PALERMO – Lucio Lutri resta in carcere. Il Tribunale del Riesame respinge l’istanza di scarcerazione dell”insospettabile funzionario regionale accusato di concorso esterno in associazione mafiosa. Si sarebbe messo a disposizione dei mafiosi di Licata per piccoli e grandi favori.
In carcere rimane anche Giacomo Casa, il suo principale riferimento nella cosca agrigentina. Sono due dei sette arrestati del blitz di inizio agosto. Su delega della Dda di Palermo i carabinieri del Ros e del comando provinciale di Agrigento hanno spiato Lutri, dipendente dell’assessorato regionale all’Energia, ed ex maestro venerabile della loggia “Pensiero e azione”. Nelle conversazioni registrate Lutri usava spesso parole dai toni durissimi. Nel corso dell’interrogatorio ha negato di averle pronunciate.

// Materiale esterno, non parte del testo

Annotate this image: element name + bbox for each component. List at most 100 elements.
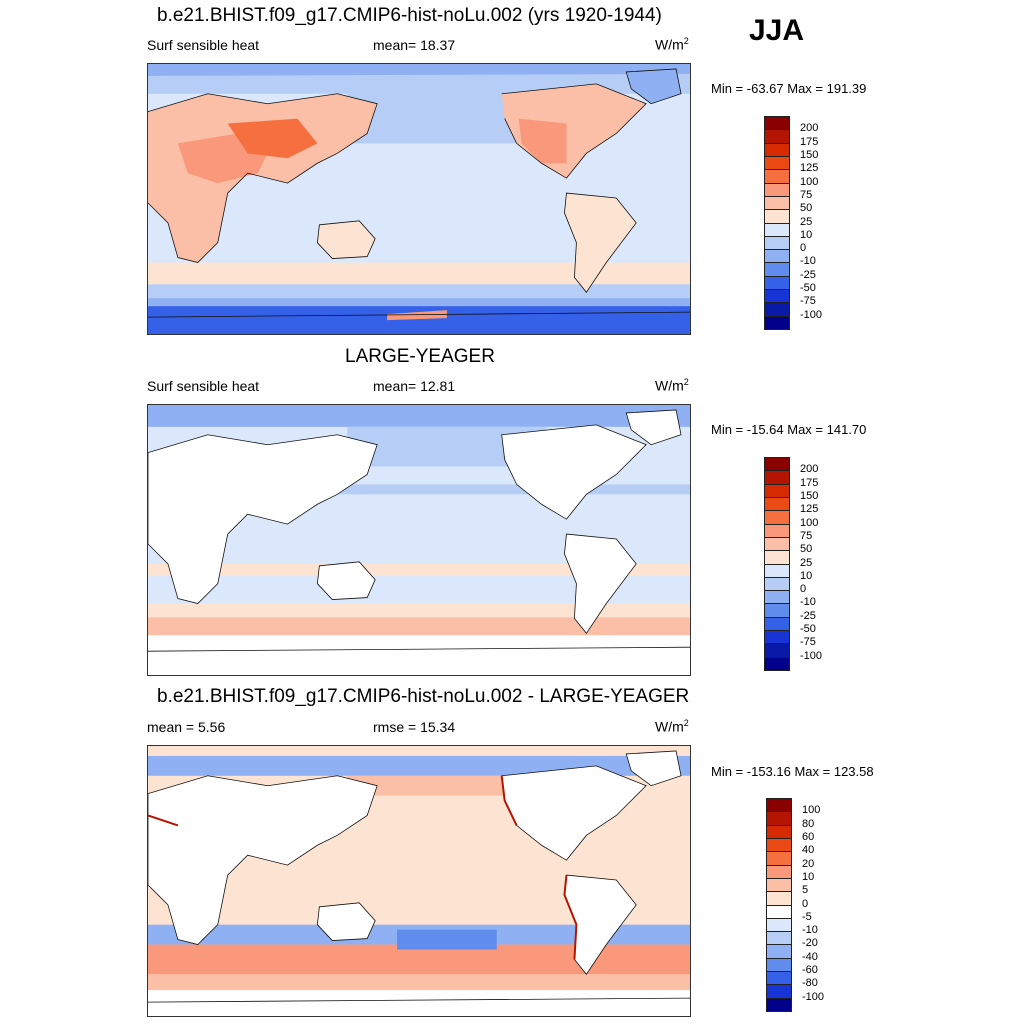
colorbar-swatch bbox=[764, 510, 790, 525]
colorbar-swatch bbox=[766, 824, 792, 839]
panel-3-colorbar: 100 80 60 40 20 10 5 0 -5 -10 -20 -40 -60 -80 -100 bbox=[766, 798, 846, 1012]
panel-2-colorbar: 200 175 150 125 100 75 50 25 10 0 -10 -25 -50 -75 -100 bbox=[764, 457, 844, 671]
colorbar-swatch bbox=[764, 169, 790, 184]
colorbar-tick-label: -75 bbox=[800, 295, 816, 308]
colorbar-tick-label: 10 bbox=[800, 569, 813, 582]
panel-1-title: b.e21.BHIST.f09_g17.CMIP6-hist-noLu.002 … bbox=[157, 5, 662, 26]
panel-1-map-svg bbox=[148, 64, 690, 334]
colorbar-tick-label: 40 bbox=[802, 844, 815, 857]
panel-2-units: W/m2 bbox=[655, 377, 689, 394]
colorbar-tick-label: 100 bbox=[802, 804, 821, 817]
colorbar-tick-label: 50 bbox=[800, 202, 813, 215]
colorbar-tick-label: 60 bbox=[802, 830, 815, 843]
colorbar-tick-label: -100 bbox=[802, 990, 825, 1003]
colorbar-tick-label: 5 bbox=[802, 884, 809, 897]
colorbar-tick-label: -25 bbox=[800, 268, 816, 281]
colorbar-tick-label: -10 bbox=[802, 924, 818, 937]
panel-3-map-svg bbox=[148, 746, 690, 1016]
colorbar-swatch bbox=[764, 457, 790, 471]
panel-3-minmax: Min = -153.16 Max = 123.58 bbox=[711, 764, 874, 779]
colorbar-swatch bbox=[764, 630, 790, 644]
colorbar-swatch bbox=[764, 155, 790, 170]
colorbar-swatch bbox=[764, 142, 790, 157]
colorbar-tick-label: -80 bbox=[802, 977, 818, 990]
colorbar-tick-label: 75 bbox=[800, 188, 813, 201]
colorbar-tick-label: -60 bbox=[802, 964, 818, 977]
colorbar-swatch bbox=[764, 235, 790, 250]
colorbar-swatch bbox=[764, 222, 790, 237]
colorbar-tick-label: -10 bbox=[800, 255, 816, 268]
colorbar-swatch bbox=[764, 182, 790, 197]
colorbar-tick-label: -5 bbox=[802, 910, 812, 923]
colorbar-tick-label: 10 bbox=[802, 870, 815, 883]
colorbar-swatch bbox=[766, 904, 792, 919]
colorbar-tick-label: 0 bbox=[800, 583, 807, 596]
colorbar-swatch bbox=[764, 536, 790, 551]
panel-1-colorbar: 200 175 150 125 100 75 50 25 10 0 -10 -25 -50 -75 -100 bbox=[764, 116, 844, 330]
colorbar-swatch bbox=[766, 851, 792, 866]
colorbar-tick-label: 175 bbox=[800, 476, 819, 489]
colorbar-swatch bbox=[764, 576, 790, 591]
colorbar-swatch bbox=[764, 302, 790, 317]
colorbar-tick-label: 75 bbox=[800, 529, 813, 542]
panel-1-mean-label: mean= 18.37 bbox=[373, 37, 456, 53]
colorbar-swatch bbox=[764, 129, 790, 144]
colorbar-tick-label: 150 bbox=[800, 148, 819, 161]
panel-3-units: W/m2 bbox=[655, 718, 689, 735]
colorbar-swatch bbox=[764, 289, 790, 303]
colorbar-tick-label: 80 bbox=[802, 817, 815, 830]
colorbar-swatch bbox=[764, 643, 790, 658]
colorbar-swatch bbox=[764, 656, 790, 671]
colorbar-tick-label: -100 bbox=[800, 308, 823, 321]
season-label: JJA bbox=[749, 14, 805, 47]
panel-2-mean-label: mean= 12.81 bbox=[373, 378, 456, 394]
colorbar-tick-label: -100 bbox=[800, 649, 823, 662]
colorbar-swatch bbox=[764, 195, 790, 210]
colorbar-swatch bbox=[764, 483, 790, 498]
colorbar-swatch bbox=[766, 971, 792, 985]
colorbar-swatch bbox=[764, 262, 790, 277]
colorbar-swatch bbox=[764, 496, 790, 511]
colorbar-tick-label: -20 bbox=[802, 937, 818, 950]
panel-3-mean-label: mean = 5.56 bbox=[147, 719, 226, 735]
colorbar-tick-label: 100 bbox=[800, 516, 819, 529]
colorbar-swatch bbox=[764, 275, 790, 290]
colorbar-swatch bbox=[764, 209, 790, 223]
colorbar-tick-label: 200 bbox=[800, 122, 819, 135]
colorbar-swatch bbox=[764, 523, 790, 538]
colorbar-swatch bbox=[766, 957, 792, 972]
colorbar-swatch bbox=[766, 811, 792, 826]
colorbar-tick-label: -25 bbox=[800, 609, 816, 622]
colorbar-swatch bbox=[764, 616, 790, 631]
colorbar-tick-label: 125 bbox=[800, 503, 819, 516]
colorbar-tick-label: -50 bbox=[800, 282, 816, 295]
colorbar-tick-label: 175 bbox=[800, 135, 819, 148]
colorbar-swatch bbox=[764, 550, 790, 564]
panel-2-variable-label: Surf sensible heat bbox=[147, 378, 260, 394]
colorbar-tick-label: 150 bbox=[800, 489, 819, 502]
panel-1-minmax: Min = -63.67 Max = 191.39 bbox=[711, 81, 867, 96]
panel-2-map bbox=[147, 404, 691, 676]
colorbar-swatch bbox=[764, 563, 790, 578]
colorbar-swatch bbox=[766, 864, 792, 879]
colorbar-tick-label: 20 bbox=[802, 857, 815, 870]
colorbar-swatch bbox=[764, 590, 790, 604]
colorbar-swatch bbox=[766, 798, 792, 812]
colorbar-swatch bbox=[764, 603, 790, 618]
colorbar-swatch bbox=[764, 470, 790, 485]
colorbar-swatch bbox=[764, 249, 790, 263]
colorbar-tick-label: 125 bbox=[800, 162, 819, 175]
colorbar-swatch bbox=[766, 891, 792, 905]
panel-3-rmse-label: rmse = 15.34 bbox=[373, 719, 456, 735]
colorbar-swatch bbox=[766, 931, 792, 945]
colorbar-tick-label: 0 bbox=[800, 242, 807, 255]
panel-1-units: W/m2 bbox=[655, 36, 689, 53]
colorbar-tick-label: -50 bbox=[800, 623, 816, 636]
colorbar-swatch bbox=[766, 984, 792, 999]
colorbar-swatch bbox=[766, 877, 792, 892]
colorbar-tick-label: 25 bbox=[800, 215, 813, 228]
colorbar-tick-label: 200 bbox=[800, 463, 819, 476]
colorbar-swatch bbox=[766, 837, 792, 852]
colorbar-tick-label: 100 bbox=[800, 175, 819, 188]
panel-2-map-svg bbox=[148, 405, 690, 675]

Le indagini vanno avanti. Lutri sarebbe stato l’uomo chiave di una serie di investimenti pianificati dal clan mafioso di Licata guidato da Giovanni Lauria, soprannominato “il professore”. Un capitolo delle indagini riguarda l’Ismea. All’Istituto di Servizi per il Mercato Agricolo Alimentare si sarebbe verificato un intreccio di interessi fra mafiosi e massoni.
Degli affari si iniziò a parlare nel 2016. Già allora emergeva la figura di Renato Vecchioni, avvocato ed ex legale dell’Ismea. Sarebbe stato Vecchioni il professionista a cui si era rivolto Lutri per mettere a posto la questione dei debiti di Giovanni Mugnos, il quale doveva restituire 40 mila euro all’Istituto.
“… abbiamo dei progetti grossi”, diceva Vecchioni. “… in tutta la Sicilia… l’importante è l’unione”, aggiungeva Lutri. Chi altro era informato dei progetti? I due facevano riferimento ad un altro dipendente regionale: “… io vorrei che tu ti cominciassi a vedere bene che dobbiamo fare noi… okay? – spiegava Vecchioni – però prima vorrei farti conoscere questo signore… che è un grosso funzionario della Regione…”. Qualcosa Lutri sapeva già: “… è a Catania… il suo factotum è a Catania…”.